Nal (29.8 9,197 mmol, 3.1 eq.) and trimethylchlorosilane (21.6 g, 197 mmol, 3.1 eq.) are stirred at 5° C. in acetonitrile (50 ml) for 15 min., then the suspension is cooled down to −20° C. A solution of ethyl 2-[4-(2,2-dimethoxy-1-hydroxyethyl)-2,5-dimethylphenoxy]acetate (20.0 g, 63.0 mmol, 1.0 eq.) in acetonitrile (50 ml) is added and the mixture is stirred for 2 h. For workup, aq. NaHCO3 (150 ml) and sat. aq. Na2S2O3 (90 ml) are added and the mixture is diluted with toluene (140 ml) and warmed up to 5° C. The organic phase is separated and washed with aq. Na2S2O3 (40 ml) and water (2×40 ml). The solvent of the organic phase is distilled off i. v. completely and the oily residue is diluted with THF (50 ml). The solution is charcoaled and after filtration the organic phase is treated with water (170 ml) and oxalic acid (20.0 g, 218 mmol, 3.4 eq.). The reaction is complete after 3.5 h and toluene (140 ml) is added. After phase separation the organic phase is washed with water (2×40 ml), aq. NaHCO3 (40 ml) and again water (2×40 ml). Finally, the crude product is concentrated.
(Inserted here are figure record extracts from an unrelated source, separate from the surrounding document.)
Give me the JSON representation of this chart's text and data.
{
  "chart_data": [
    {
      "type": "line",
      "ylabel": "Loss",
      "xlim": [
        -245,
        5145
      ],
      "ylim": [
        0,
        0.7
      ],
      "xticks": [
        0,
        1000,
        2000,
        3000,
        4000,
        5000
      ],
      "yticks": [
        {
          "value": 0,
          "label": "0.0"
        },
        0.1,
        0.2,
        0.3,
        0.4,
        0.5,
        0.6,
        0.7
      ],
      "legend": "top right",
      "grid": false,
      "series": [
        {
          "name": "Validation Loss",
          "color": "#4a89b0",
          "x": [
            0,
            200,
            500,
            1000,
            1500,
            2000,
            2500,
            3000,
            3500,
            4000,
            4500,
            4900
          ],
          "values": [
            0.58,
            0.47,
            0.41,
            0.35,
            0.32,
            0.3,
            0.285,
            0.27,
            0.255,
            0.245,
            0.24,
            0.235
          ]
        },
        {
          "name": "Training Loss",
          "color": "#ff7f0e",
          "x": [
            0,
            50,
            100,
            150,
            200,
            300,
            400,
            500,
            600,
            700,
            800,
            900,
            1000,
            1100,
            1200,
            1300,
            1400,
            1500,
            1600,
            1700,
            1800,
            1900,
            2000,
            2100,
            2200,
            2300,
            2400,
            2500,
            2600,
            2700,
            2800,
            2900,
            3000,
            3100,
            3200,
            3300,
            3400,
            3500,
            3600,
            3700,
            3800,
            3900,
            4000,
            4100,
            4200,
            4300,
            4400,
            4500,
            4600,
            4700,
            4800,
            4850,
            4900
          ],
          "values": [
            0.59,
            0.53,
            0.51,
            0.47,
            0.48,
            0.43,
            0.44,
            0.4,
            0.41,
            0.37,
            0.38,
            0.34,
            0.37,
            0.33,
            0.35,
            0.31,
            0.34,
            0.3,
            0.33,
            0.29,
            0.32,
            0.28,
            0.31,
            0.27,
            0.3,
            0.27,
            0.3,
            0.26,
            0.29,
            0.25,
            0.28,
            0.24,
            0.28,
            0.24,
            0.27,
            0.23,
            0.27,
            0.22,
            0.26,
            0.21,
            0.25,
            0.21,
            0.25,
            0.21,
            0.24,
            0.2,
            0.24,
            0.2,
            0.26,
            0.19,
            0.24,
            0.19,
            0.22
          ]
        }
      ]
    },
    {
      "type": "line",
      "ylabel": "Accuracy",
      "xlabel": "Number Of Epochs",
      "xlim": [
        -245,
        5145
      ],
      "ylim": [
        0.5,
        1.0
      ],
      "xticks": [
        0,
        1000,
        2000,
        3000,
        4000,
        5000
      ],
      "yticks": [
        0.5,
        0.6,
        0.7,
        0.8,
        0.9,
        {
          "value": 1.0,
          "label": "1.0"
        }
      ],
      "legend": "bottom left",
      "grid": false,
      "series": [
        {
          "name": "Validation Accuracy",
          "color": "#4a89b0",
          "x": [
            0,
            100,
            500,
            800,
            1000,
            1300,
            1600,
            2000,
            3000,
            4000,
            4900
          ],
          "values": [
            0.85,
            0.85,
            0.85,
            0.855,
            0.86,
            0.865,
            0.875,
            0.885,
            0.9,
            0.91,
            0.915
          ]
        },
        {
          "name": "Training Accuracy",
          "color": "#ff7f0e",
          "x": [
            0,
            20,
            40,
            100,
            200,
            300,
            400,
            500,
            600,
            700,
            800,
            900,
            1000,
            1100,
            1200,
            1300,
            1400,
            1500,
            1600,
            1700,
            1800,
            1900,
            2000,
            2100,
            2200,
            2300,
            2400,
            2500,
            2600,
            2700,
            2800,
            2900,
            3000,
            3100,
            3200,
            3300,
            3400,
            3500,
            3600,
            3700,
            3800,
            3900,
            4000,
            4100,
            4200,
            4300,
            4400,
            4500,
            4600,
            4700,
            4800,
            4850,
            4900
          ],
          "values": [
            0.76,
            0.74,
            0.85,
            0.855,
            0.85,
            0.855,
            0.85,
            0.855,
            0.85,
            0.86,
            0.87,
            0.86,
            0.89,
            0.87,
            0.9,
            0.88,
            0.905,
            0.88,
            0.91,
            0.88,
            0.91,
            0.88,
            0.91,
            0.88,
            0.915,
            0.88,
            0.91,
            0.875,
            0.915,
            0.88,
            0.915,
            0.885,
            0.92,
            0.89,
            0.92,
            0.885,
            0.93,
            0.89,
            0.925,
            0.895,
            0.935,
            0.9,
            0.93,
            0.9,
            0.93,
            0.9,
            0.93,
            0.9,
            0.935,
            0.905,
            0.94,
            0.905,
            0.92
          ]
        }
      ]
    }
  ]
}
Yield: 13.1 g, 52.3 mmol, 83%
2-(4-Ethoxycarbonylmethoxy-2,5-dimethyl-phenyl)-acetaldehyde (30.0 g, 120 mmol, 1.1 eq.), 4-hydroxy-norephedrine (18.4 g, 110 mmol, 1.0 eq.) and Pd/C (10% Pd, 50% water, 7.6 g) are mixed in tetrahydrofuran (THF) (300 ml) at room temperature, then H2 is bubbled through the suspension until the reaction is finished. After filtration, concentration and washing with toluene (300 ml) the organic phase is washed with water (3×150 ml). The solution is concentrated and 2-butanol (60 ml) is added. At 70° C. HCl (˜1.5 mol/l in 1,4-dioxane, 60 ml, 0.85 eq.) is dropped to the reaction mixture, and the suspension is cooled down to 50° C. Then, methyl tert-butyl ether (300 ml) is added slowly. The crystals are stirred overnight, filtered off, washed with ethanol/methyl tert-butyl ether (1:5, 60 ml) and methyl tert-butyl ether (60 ml) and dried at 75° C. i. v.
Yield: 39.0 g, 89.0 mmol, 81%.
Melting point: 176° C.
Ethyl (−)-2-[4-[2-[[(1S,2R)-2-hydroxy-2-(4-hydroxyphenyl)-1-methylethyl]-amino]-ethyl]-2,5-dimethylphenoxy]acetate hydrochloride (e.g. from example 3) (20.0 g, 45.6 mmol) is solved in ethanol (110 ml) at 78° C. The clear solution is cooled to 58° C. and methyl tert-butyl ether (172 ml) is added slowly. After cooling down to 0° C. the crystals are filtered off, washed with ice-cold ethanol/methyl tert-butyl ether (1:5, 50 ml) and methyl tert-butyl ether (50 ml). The white crystals are dried at 70° C. i.v.
Yield: 16.6 g, 37.9 mmol, 83%.
Melting point: 196-197° C.
Other compounds can be made accordingly. Preferred is the synthesis of the compounds according the examples.